Müslümanları çekip çeviren temsilci, reis durumundaki zevatın ufuklarının çok geniş olması gerekir; onlar tarihe, bugüne, yarına üç yüz altmış dereceden bakabilmelidir.
Eskiden çocukluğumda ve gençliğimde İstanbul’da at arabası çoktu. Atların sağ ve sol gözlerinin iki yanında etrafına görmelerine engel olacak deriden bir tür gözlükler vardı. Sadece önlerini görebilirlerdi.
Müslümanların bakış açısını daraltan at gözlüklerinden biri cemaat, tarikat, hizip, fırka, grup, sekt, parça taassubu, militanlığı ve holiganlığıdır. Sık sık tekrarlıyorum. Bendeniz hayırlı cemaatlere, tarikatlara, meşreplere karşı değilim. Cemaatçiliğe, tarikatçılığa, meşrep fanatizmine karşıyım.
Ufuk darlığının ikinci sebebi genel kültür ve sanat konusundaki yetersizliklerdir. Beş milyon lira harcayarak büyük bir cami inşa ediyorlar ve bina mimarlık sanatı bakımından güzel olmuyor; beğenilmiyor, çirkin oluyor, tenkide uğruyor. Bunun sebebi kültürsüzlük ve sanatsızlıktır. Beş milyon liraya şöyle bir cami yapılabilir:
Ya çok güzel harika bir cami… Ya eskiden yapılmış güzel bir caminin taklidi… Yahut pek sıradan bir cami. Sanatsız, çirkin bir bina. Bakanın morali ve gözleri bozuluyor.
Aynı parayla güzel cami de yaptırılabilir, çirkin cami de… Sadece parayla iş bitmiyor; kültür lazım, sanat lazım, ufuk genişliği lazım. “Altın oranı” (l,618) bilmeyenlerin cami yaptırmaması lazım.
İstişare eden (bilenlere danışan) kimselerin ufukları geniş olur. Peygamberimiz (salat ve selam olsun Ona) “İstişare etmeyen pişman olur” buyurmuşlardır.

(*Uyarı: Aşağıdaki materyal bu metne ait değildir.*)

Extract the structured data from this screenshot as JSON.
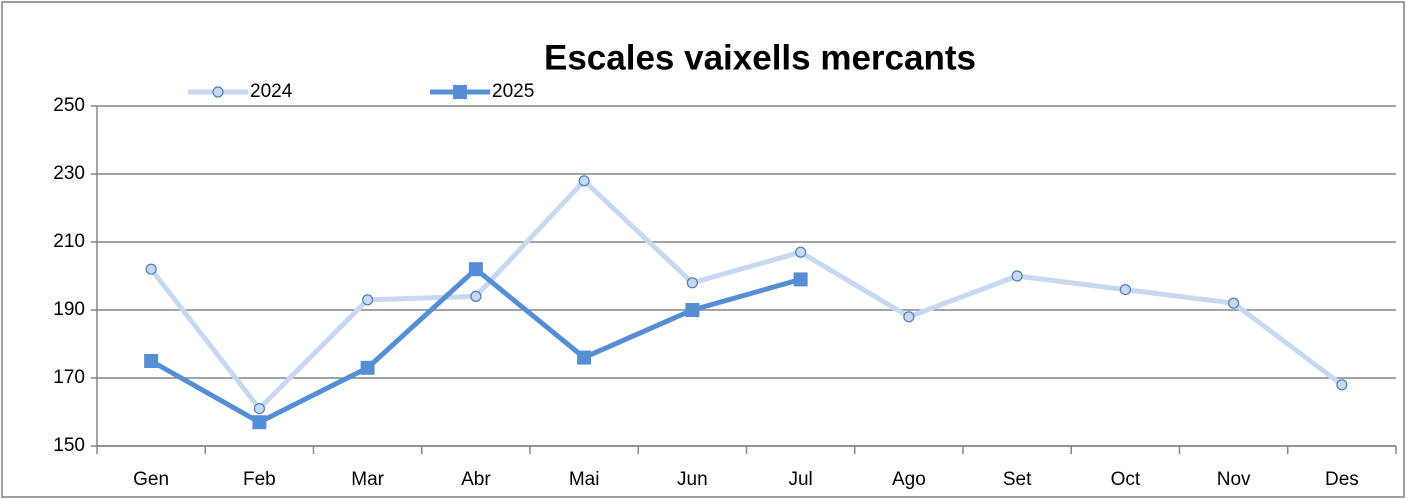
{
  "chart_data": {
    "type": "line",
    "title": "Escales vaixells mercants",
    "categories": [
      "Gen",
      "Feb",
      "Mar",
      "Abr",
      "Mai",
      "Jun",
      "Jul",
      "Ago",
      "Set",
      "Oct",
      "Nov",
      "Des"
    ],
    "series": [
      {
        "name": "2024",
        "color": "#c6d9f1",
        "marker": "circle",
        "values": [
          202,
          161,
          193,
          194,
          228,
          198,
          207,
          188,
          200,
          196,
          192,
          168
        ]
      },
      {
        "name": "2025",
        "color": "#558ed5",
        "marker": "square",
        "values": [
          175,
          157,
          173,
          202,
          176,
          190,
          199,
          null,
          null,
          null,
          null,
          null
        ]
      }
    ],
    "ylim": [
      150,
      250
    ],
    "yticks": [
      150,
      170,
      190,
      210,
      230,
      250
    ],
    "grid": true,
    "legend": "top left"
  }
}
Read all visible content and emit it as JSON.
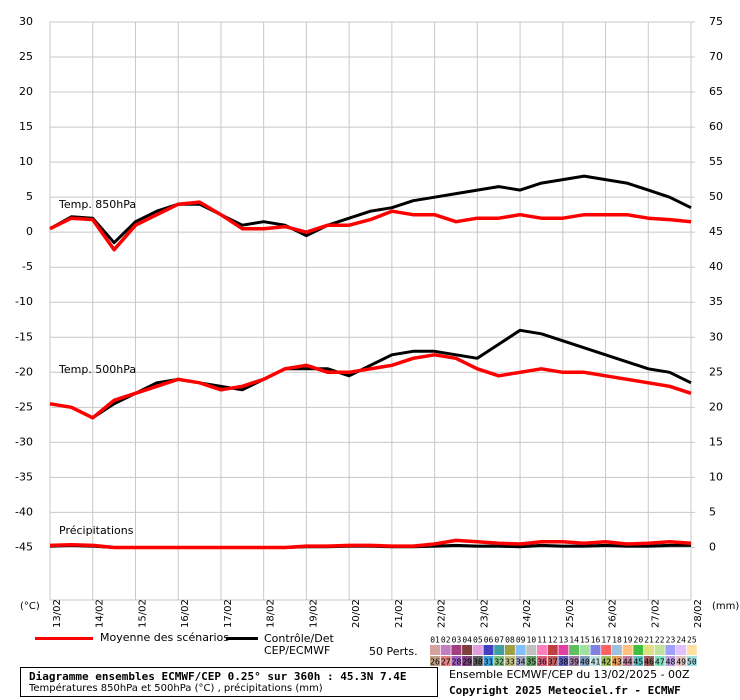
{
  "chart_data": {
    "type": "line",
    "panel_labels": [
      "Temp. 850hPa",
      "Temp. 500hPa",
      "Précipitations"
    ],
    "y_unit": "(°C)",
    "y2_unit": "(mm)",
    "x": [
      0,
      0.5,
      1,
      1.5,
      2,
      2.5,
      3,
      3.5,
      4,
      4.5,
      5,
      5.5,
      6,
      6.5,
      7,
      7.5,
      8,
      8.5,
      9,
      9.5,
      10,
      10.5,
      11,
      11.5,
      12,
      12.5,
      13,
      13.5,
      14,
      14.5,
      15
    ],
    "xlim": [
      0,
      15
    ],
    "xticks": [
      {
        "value": 0,
        "label": "13/02"
      },
      {
        "value": 1,
        "label": "14/02"
      },
      {
        "value": 2,
        "label": "15/02"
      },
      {
        "value": 3,
        "label": "16/02"
      },
      {
        "value": 4,
        "label": "17/02"
      },
      {
        "value": 5,
        "label": "18/02"
      },
      {
        "value": 6,
        "label": "19/02"
      },
      {
        "value": 7,
        "label": "20/02"
      },
      {
        "value": 8,
        "label": "21/02"
      },
      {
        "value": 9,
        "label": "22/02"
      },
      {
        "value": 10,
        "label": "23/02"
      },
      {
        "value": 11,
        "label": "24/02"
      },
      {
        "value": 12,
        "label": "25/02"
      },
      {
        "value": 13,
        "label": "26/02"
      },
      {
        "value": 14,
        "label": "27/02"
      },
      {
        "value": 15,
        "label": "28/02"
      }
    ],
    "ylim": [
      -52.5,
      30
    ],
    "yticks": [
      30,
      25,
      20,
      15,
      10,
      5,
      0,
      -5,
      -10,
      -15,
      -20,
      -25,
      -30,
      -35,
      -40,
      -45
    ],
    "y2lim": [
      -7.5,
      75
    ],
    "y2ticks": [
      75,
      70,
      65,
      60,
      55,
      50,
      45,
      40,
      35,
      30,
      25,
      20,
      15,
      10,
      5,
      0
    ],
    "grid": true,
    "series": [
      {
        "name": "Moyenne des scénarios",
        "color": "#ff0000",
        "t850": [
          0.5,
          2,
          1.8,
          -2.5,
          1,
          2.5,
          4,
          4.3,
          2.5,
          0.5,
          0.5,
          0.8,
          0,
          1,
          1,
          1.8,
          3,
          2.5,
          2.5,
          1.5,
          2,
          2,
          2.5,
          2,
          2,
          2.5,
          2.5,
          2.5,
          2,
          1.8,
          1.5
        ],
        "t500": [
          -24.5,
          -25,
          -26.5,
          -24,
          -23,
          -22,
          -21,
          -21.5,
          -22.5,
          -22,
          -21,
          -19.5,
          -19,
          -20,
          -20,
          -19.5,
          -19,
          -18,
          -17.5,
          -18,
          -19.5,
          -20.5,
          -20,
          -19.5,
          -20,
          -20,
          -20.5,
          -21,
          -21.5,
          -22,
          -23
        ],
        "precip": [
          0.3,
          0.4,
          0.3,
          0,
          0,
          0,
          0,
          0,
          0,
          0,
          0,
          0,
          0.2,
          0.2,
          0.3,
          0.3,
          0.2,
          0.2,
          0.5,
          1,
          0.8,
          0.6,
          0.5,
          0.8,
          0.8,
          0.6,
          0.8,
          0.5,
          0.6,
          0.8,
          0.6
        ]
      },
      {
        "name": "Contrôle/Det CEP/ECMWF",
        "color": "#000000",
        "t850": [
          0.5,
          2.2,
          2,
          -1.5,
          1.5,
          3,
          4,
          4,
          2.5,
          1,
          1.5,
          1,
          -0.5,
          1,
          2,
          3,
          3.5,
          4.5,
          5,
          5.5,
          6,
          6.5,
          6,
          7,
          7.5,
          8,
          7.5,
          7,
          6,
          5,
          3.5
        ],
        "t500": [
          -24.5,
          -25,
          -26.5,
          -24.5,
          -23,
          -21.5,
          -21,
          -21.5,
          -22,
          -22.5,
          -21,
          -19.5,
          -19.5,
          -19.5,
          -20.5,
          -19,
          -17.5,
          -17,
          -17,
          -17.5,
          -18,
          -16,
          -14,
          -14.5,
          -15.5,
          -16.5,
          -17.5,
          -18.5,
          -19.5,
          -20,
          -21.5
        ],
        "precip": [
          0.2,
          0.3,
          0.2,
          0,
          0,
          0,
          0,
          0,
          0,
          0,
          0,
          0,
          0.1,
          0.1,
          0.2,
          0.2,
          0.1,
          0.1,
          0.2,
          0.3,
          0.2,
          0.2,
          0.1,
          0.3,
          0.2,
          0.2,
          0.3,
          0.2,
          0.2,
          0.3,
          0.3
        ]
      }
    ],
    "members_label": "50 Perts.",
    "members": [
      {
        "name": "01",
        "color": "#d4a0a0"
      },
      {
        "name": "02",
        "color": "#c080c0"
      },
      {
        "name": "03",
        "color": "#a04080"
      },
      {
        "name": "04",
        "color": "#804040"
      },
      {
        "name": "05",
        "color": "#e0a0e0"
      },
      {
        "name": "06",
        "color": "#4040c0"
      },
      {
        "name": "07",
        "color": "#40a0a0"
      },
      {
        "name": "08",
        "color": "#a0a040"
      },
      {
        "name": "09",
        "color": "#80c0ff"
      },
      {
        "name": "10",
        "color": "#c0c0c0"
      },
      {
        "name": "11",
        "color": "#ff80c0"
      },
      {
        "name": "12",
        "color": "#c04040"
      },
      {
        "name": "13",
        "color": "#e040a0"
      },
      {
        "name": "14",
        "color": "#60c060"
      },
      {
        "name": "15",
        "color": "#a0e0a0"
      },
      {
        "name": "16",
        "color": "#8080e0"
      },
      {
        "name": "17",
        "color": "#ff6060"
      },
      {
        "name": "18",
        "color": "#a0c0e0"
      },
      {
        "name": "19",
        "color": "#ffc080"
      },
      {
        "name": "20",
        "color": "#40c040"
      },
      {
        "name": "21",
        "color": "#e0e080"
      },
      {
        "name": "22",
        "color": "#c0e0a0"
      },
      {
        "name": "23",
        "color": "#a0a0ff"
      },
      {
        "name": "24",
        "color": "#e0c0ff"
      },
      {
        "name": "25",
        "color": "#ffe0a0"
      },
      {
        "name": "26",
        "color": "#c0a080"
      },
      {
        "name": "27",
        "color": "#e08080"
      },
      {
        "name": "28",
        "color": "#a060c0"
      },
      {
        "name": "29",
        "color": "#804080"
      },
      {
        "name": "30",
        "color": "#606060"
      },
      {
        "name": "31",
        "color": "#40a0e0"
      },
      {
        "name": "32",
        "color": "#80c080"
      },
      {
        "name": "33",
        "color": "#c0c080"
      },
      {
        "name": "34",
        "color": "#a0a0c0"
      },
      {
        "name": "35",
        "color": "#60a060"
      },
      {
        "name": "36",
        "color": "#e06080"
      },
      {
        "name": "37",
        "color": "#c06060"
      },
      {
        "name": "38",
        "color": "#6060c0"
      },
      {
        "name": "39",
        "color": "#a080a0"
      },
      {
        "name": "40",
        "color": "#80a0c0"
      },
      {
        "name": "41",
        "color": "#c0e0e0"
      },
      {
        "name": "42",
        "color": "#a0c060"
      },
      {
        "name": "43",
        "color": "#e0a060"
      },
      {
        "name": "44",
        "color": "#c080a0"
      },
      {
        "name": "45",
        "color": "#60c0c0"
      },
      {
        "name": "46",
        "color": "#a06060"
      },
      {
        "name": "47",
        "color": "#80e0c0"
      },
      {
        "name": "48",
        "color": "#c0a0e0"
      },
      {
        "name": "49",
        "color": "#e0c0c0"
      },
      {
        "name": "50",
        "color": "#a0e0e0"
      }
    ],
    "title": "Diagramme ensembles ECMWF/CEP 0.25° sur 360h : 45.3N 7.4E",
    "subtitle": "Températures 850hPa et 500hPa (°C) , précipitations (mm)",
    "run_info": "Ensemble ECMWF/CEP du 13/02/2025 - 00Z",
    "copyright": "Copyright 2025 Meteociel.fr - ECMWF"
  }
}
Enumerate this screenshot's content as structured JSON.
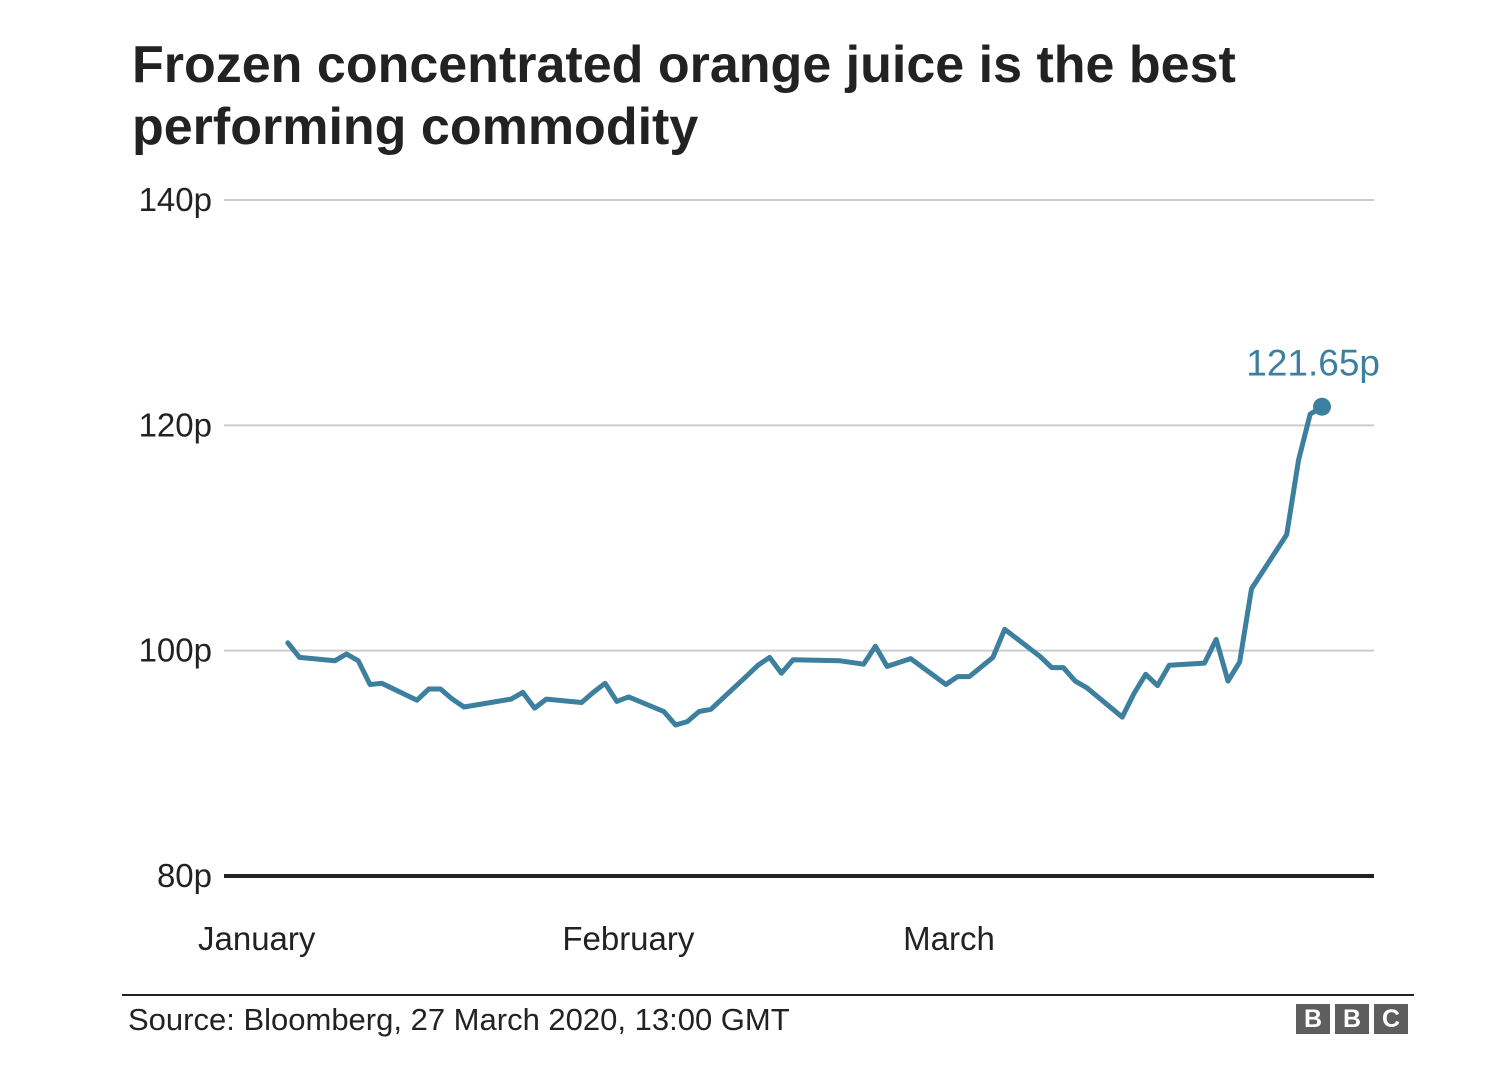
{
  "title": "Frozen concentrated orange juice is the best performing commodity",
  "source": "Source: Bloomberg, 27 March 2020, 13:00 GMT",
  "logo": {
    "letters": [
      "B",
      "B",
      "C"
    ],
    "color": "#5e5e5e"
  },
  "colors": {
    "line": "#3d7f9f",
    "grid": "#cccccc",
    "baseline": "#222222",
    "text": "#222222"
  },
  "chart_data": {
    "type": "line",
    "title": "Frozen concentrated orange juice is the best performing commodity",
    "xlabel": "",
    "ylabel": "",
    "ylim": [
      80,
      140
    ],
    "yticks": [
      80,
      100,
      120,
      140
    ],
    "ytick_labels": [
      "80p",
      "100p",
      "120p",
      "140p"
    ],
    "xlim": [
      "2020-01-01",
      "2020-03-30"
    ],
    "xticks": [
      {
        "date": "2020-01-01",
        "label": "January"
      },
      {
        "date": "2020-02-01",
        "label": "February"
      },
      {
        "date": "2020-03-01",
        "label": "March"
      }
    ],
    "grid": true,
    "series": [
      {
        "color": "#3d7f9f",
        "end_label": "121.65p",
        "points": [
          [
            "2020-01-02",
            100.7
          ],
          [
            "2020-01-03",
            99.4
          ],
          [
            "2020-01-06",
            99.1
          ],
          [
            "2020-01-07",
            99.7
          ],
          [
            "2020-01-08",
            99.1
          ],
          [
            "2020-01-09",
            97.0
          ],
          [
            "2020-01-10",
            97.1
          ],
          [
            "2020-01-13",
            95.6
          ],
          [
            "2020-01-14",
            96.6
          ],
          [
            "2020-01-15",
            96.6
          ],
          [
            "2020-01-16",
            95.7
          ],
          [
            "2020-01-17",
            95.0
          ],
          [
            "2020-01-21",
            95.7
          ],
          [
            "2020-01-22",
            96.3
          ],
          [
            "2020-01-23",
            94.9
          ],
          [
            "2020-01-24",
            95.7
          ],
          [
            "2020-01-27",
            95.4
          ],
          [
            "2020-01-28",
            96.3
          ],
          [
            "2020-01-29",
            97.1
          ],
          [
            "2020-01-30",
            95.5
          ],
          [
            "2020-01-31",
            95.9
          ],
          [
            "2020-02-03",
            94.6
          ],
          [
            "2020-02-04",
            93.4
          ],
          [
            "2020-02-05",
            93.7
          ],
          [
            "2020-02-06",
            94.6
          ],
          [
            "2020-02-07",
            94.8
          ],
          [
            "2020-02-10",
            97.7
          ],
          [
            "2020-02-11",
            98.7
          ],
          [
            "2020-02-12",
            99.4
          ],
          [
            "2020-02-13",
            98.0
          ],
          [
            "2020-02-14",
            99.2
          ],
          [
            "2020-02-18",
            99.1
          ],
          [
            "2020-02-20",
            98.8
          ],
          [
            "2020-02-21",
            100.4
          ],
          [
            "2020-02-22",
            98.6
          ],
          [
            "2020-02-24",
            99.3
          ],
          [
            "2020-02-27",
            97.0
          ],
          [
            "2020-02-28",
            97.7
          ],
          [
            "2020-02-29",
            97.7
          ],
          [
            "2020-03-02",
            99.4
          ],
          [
            "2020-03-03",
            101.9
          ],
          [
            "2020-03-06",
            99.5
          ],
          [
            "2020-03-07",
            98.5
          ],
          [
            "2020-03-08",
            98.5
          ],
          [
            "2020-03-09",
            97.3
          ],
          [
            "2020-03-10",
            96.7
          ],
          [
            "2020-03-13",
            94.1
          ],
          [
            "2020-03-14",
            96.2
          ],
          [
            "2020-03-15",
            97.9
          ],
          [
            "2020-03-16",
            96.9
          ],
          [
            "2020-03-17",
            98.7
          ],
          [
            "2020-03-20",
            98.9
          ],
          [
            "2020-03-21",
            101.0
          ],
          [
            "2020-03-22",
            97.3
          ],
          [
            "2020-03-23",
            99.0
          ],
          [
            "2020-03-24",
            105.5
          ],
          [
            "2020-03-27",
            110.3
          ],
          [
            "2020-03-28",
            116.9
          ],
          [
            "2020-03-29",
            121.0
          ],
          [
            "2020-03-30",
            121.65
          ]
        ]
      }
    ]
  }
}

Müslümanları çekip çeviren, onlara önderlik eden, yol gösteren, plan ve program yapan, hizmet eden muhterem zevatın tarihe, hale, istikbale Galata Kulesi’nin zemininden değil, tepesinden, hatta bir uçağa veya helikoptere binerek göklerden bakması gerekir.
Maziyi ve tarihi iyi bilmeyenler bugünkü durumu anlayıp değerlendiremezler, onların istikbali de parlak olmaz.
Müslümanların elinde ilim irfan, hikmet kaynakları vardır: Kur’ân, Sünnet, Şeriat.
Ufku dar olanlar Kur’ândan çok az yararlanabilir… Sünnetten de gereği gibi yararlanamazlar…
İki türlü Türkçe vardır: Biri, birkaç yüz kelime ile kullanılan günlük iletişim, çarşı pazar Türkçesi.
İkinci Türkçe konuşulmaz, yazılıdır. Zengin, edebî Türkçe. Bu Türkçe’yi iyi bilmeyenlerin ufukları geniş olamaz. Bir Müslüman aydının, rehberin, idarecinin, reisin Türkçesi çok kuvvetli olmalıdır. Dünyada Hazret-i Âdem’den (aleyhisselam) bu yana gelmiş geçmiş ve Kıyamet kopuncaya kadar gelecek olan insanların ufku en geniş olanı, en âlimi, en hikmetlisi, en fazılı, en uzak görüşlüsü, en bilgesi Resulullah Efendimizdir (Salat ve Selam olsun Ona). Onun bu aydınlığından yararlanabilmek için; icazetli varislerinin, vekillerinin, halifelerinin rehberliğine başvurmak gerekir.
Aklını geliştirmek isteyenler iki şeyi yakalamak zorundadır:
1. İslâm’ı doğru şekilde bilecek… 2. Genel kültür sahibi olacak.
Bundan bin sene önce Orta Doğu’da yaşayan insanların Çin’le irtibatları yoktu. Bugün İstanbul’dan uçağa biniyorsun on küsur saat sonra Pekin’desin. Dünya küçülmüştür. Genel kültür açısından bu küçülen dünyaya tepeden bakmayanlar geniş ufuklu olamazlar.
“Ben Müslüman’ım Singapur’dan bana ne!.. Norveç Avrupa Birliği’ne girmemiş, dünyanın belki de en medenî ve dünya işleri bakımından en düzgün ülkesi imiş, bana ne!.. Tayvan Adası’ndaki yirmi küsur milyon nüfusu olan Milliyetçi Çin Devleti altı yüz bin kişilik bir ordu beslemesine rağmen bir milyar üç yüz milyon nüfuslu dev kıt’a Çin’ine kafa tutabiliyor, harika iktisadî başarılara imza atabiliyormuş, bundan da bana ne!..” diyemez bir İslâm rehberi. Derse hem kendisi hem bağlıları dar ufuklu olurlar.
Bir İslâm toplumunda herkesin geniş ufuklu, uzak görüşlü; dünü, bugünü, yarını bilen insanlar olması gerekmez. İdarecilerin, rehberlerin, reis ve kaidlerin böyle olması gerekir.
Resulullah Efendimiz bundan bin dört yüz sene önce bugünle ilgili birçok gerçekleri görmüş ve mucizevî şekilde bize haber vermiştir. Onun yolundan ve izinden giden bizlerin cahil kalmaya, gafil olmaya, dar ufuklara sıkışıp kalmaya hakkımız yoktur.
Bize olan olmuş, bari çocuklarımızın yeterli miktarını geniş ufuklu, İslâm’ı doğru bilen, genel kültürlü, uzak görüşlü, bilge Müslümanlar olarak yetiştirelim.